The advanced polls were set up through a partnership between the UNBSU and Elections NB.
The “Rock the Vote” incentive, where students who voted at the advanced polls received a discounted price to this Thursday’s Rich Aucoin concert, did not go as smoothly.
“The Rock the Vote booth didn’t quite go as I had hoped,” said Nicole Saulnier, UNBSU vice-president external. “People were just like ‘Oh, I get a half-price voucher to a concert, that’s nice …’ and most people didn’t come and get their voucher most of the time. “
“It wasn’t a very effective campaign anyway so I wouldn’t recommend it to the person who’s going to be doing it next year for the federal election.”
Another subject brought up at the meeting was about some Right to Information requests sent out by the UNBSU to the university.
“I got a bunch of Right to Information requests from the university and I’ll have more details on that later.
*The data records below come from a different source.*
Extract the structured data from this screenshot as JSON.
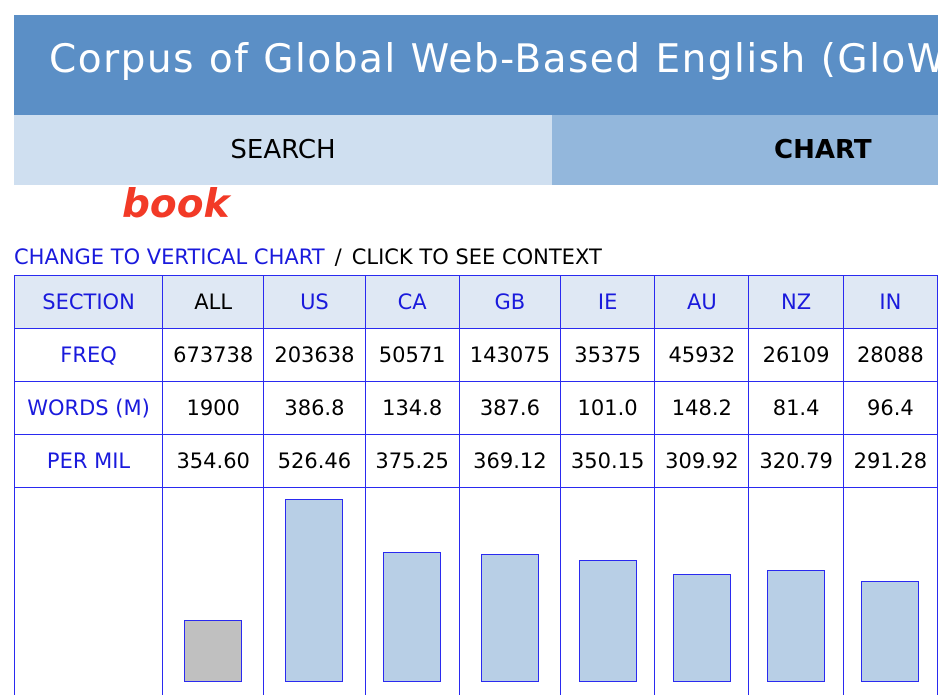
{
  "header": {
    "title": "Corpus of Global Web-Based English (GloWbE)"
  },
  "tabs": [
    {
      "label": "SEARCH"
    },
    {
      "label": "CHART"
    }
  ],
  "query": {
    "word": "book"
  },
  "links": {
    "vertical_chart": "CHANGE TO VERTICAL CHART",
    "separator": "/",
    "context_hint": "CLICK TO SEE CONTEXT"
  },
  "row_labels": {
    "section": "SECTION",
    "freq": "FREQ",
    "words": "WORDS (M)",
    "per_mil": "PER MIL"
  },
  "sections": [
    {
      "name": "ALL",
      "freq": "673738",
      "words": "1900",
      "per_mil": "354.60"
    },
    {
      "name": "US",
      "freq": "203638",
      "words": "386.8",
      "per_mil": "526.46"
    },
    {
      "name": "CA",
      "freq": "50571",
      "words": "134.8",
      "per_mil": "375.25"
    },
    {
      "name": "GB",
      "freq": "143075",
      "words": "387.6",
      "per_mil": "369.12"
    },
    {
      "name": "IE",
      "freq": "35375",
      "words": "101.0",
      "per_mil": "350.15"
    },
    {
      "name": "AU",
      "freq": "45932",
      "words": "148.2",
      "per_mil": "309.92"
    },
    {
      "name": "NZ",
      "freq": "26109",
      "words": "81.4",
      "per_mil": "320.79"
    },
    {
      "name": "IN",
      "freq": "28088",
      "words": "96.4",
      "per_mil": "291.28"
    }
  ],
  "colors": {
    "header_bg": "#5b8fc6",
    "tab_search_bg": "#cfdff0",
    "tab_chart_bg": "#93b7dc",
    "query_word": "#f23a27",
    "link": "#1a1adc",
    "bar_fill": "#b8cfe6",
    "bar_all_fill": "#c0c0c0"
  }
}
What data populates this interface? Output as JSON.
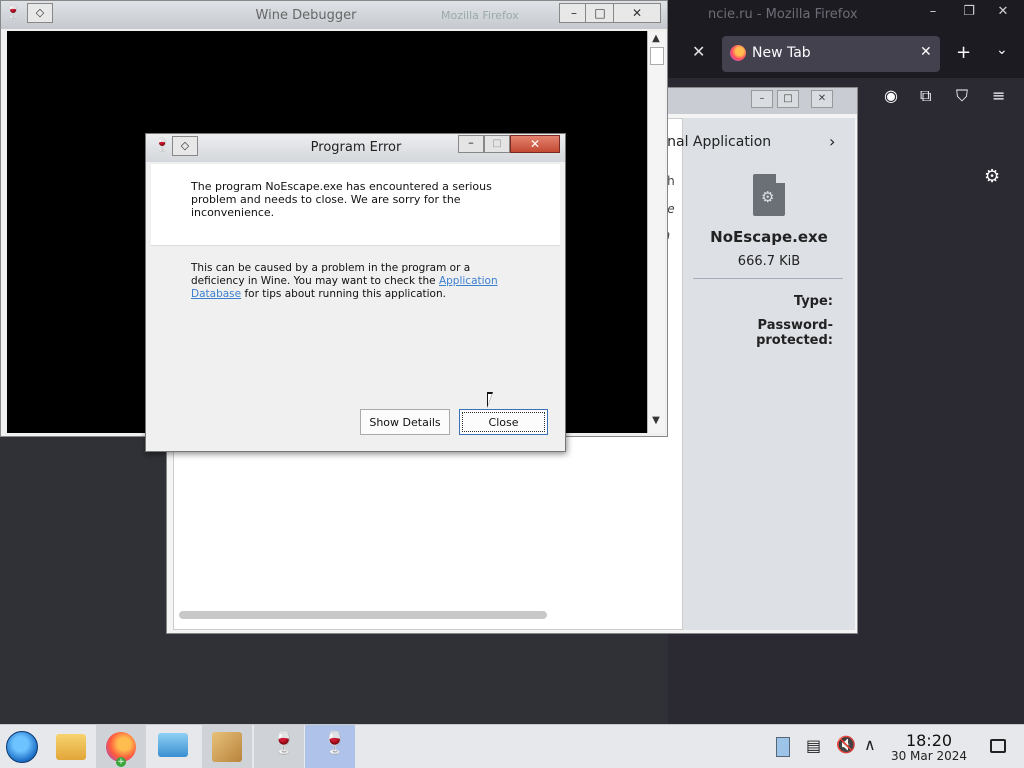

A lot of it has to do with international students and upkeep of [the SUB],” said Bailey.
Bailey said he had wanted more information about the International Student Advisor’s Office budget as it has been a topic of interest recently.
Bailey also said that the university’s response to his request about the SUB was 139 pages of purchase orders.
“One thing that we were really interested in is just the status of the SUB. It’s an old building, they’ve done a lot of work on it lately and I just wanted to know what sort of stuff was going on,” Bailey said.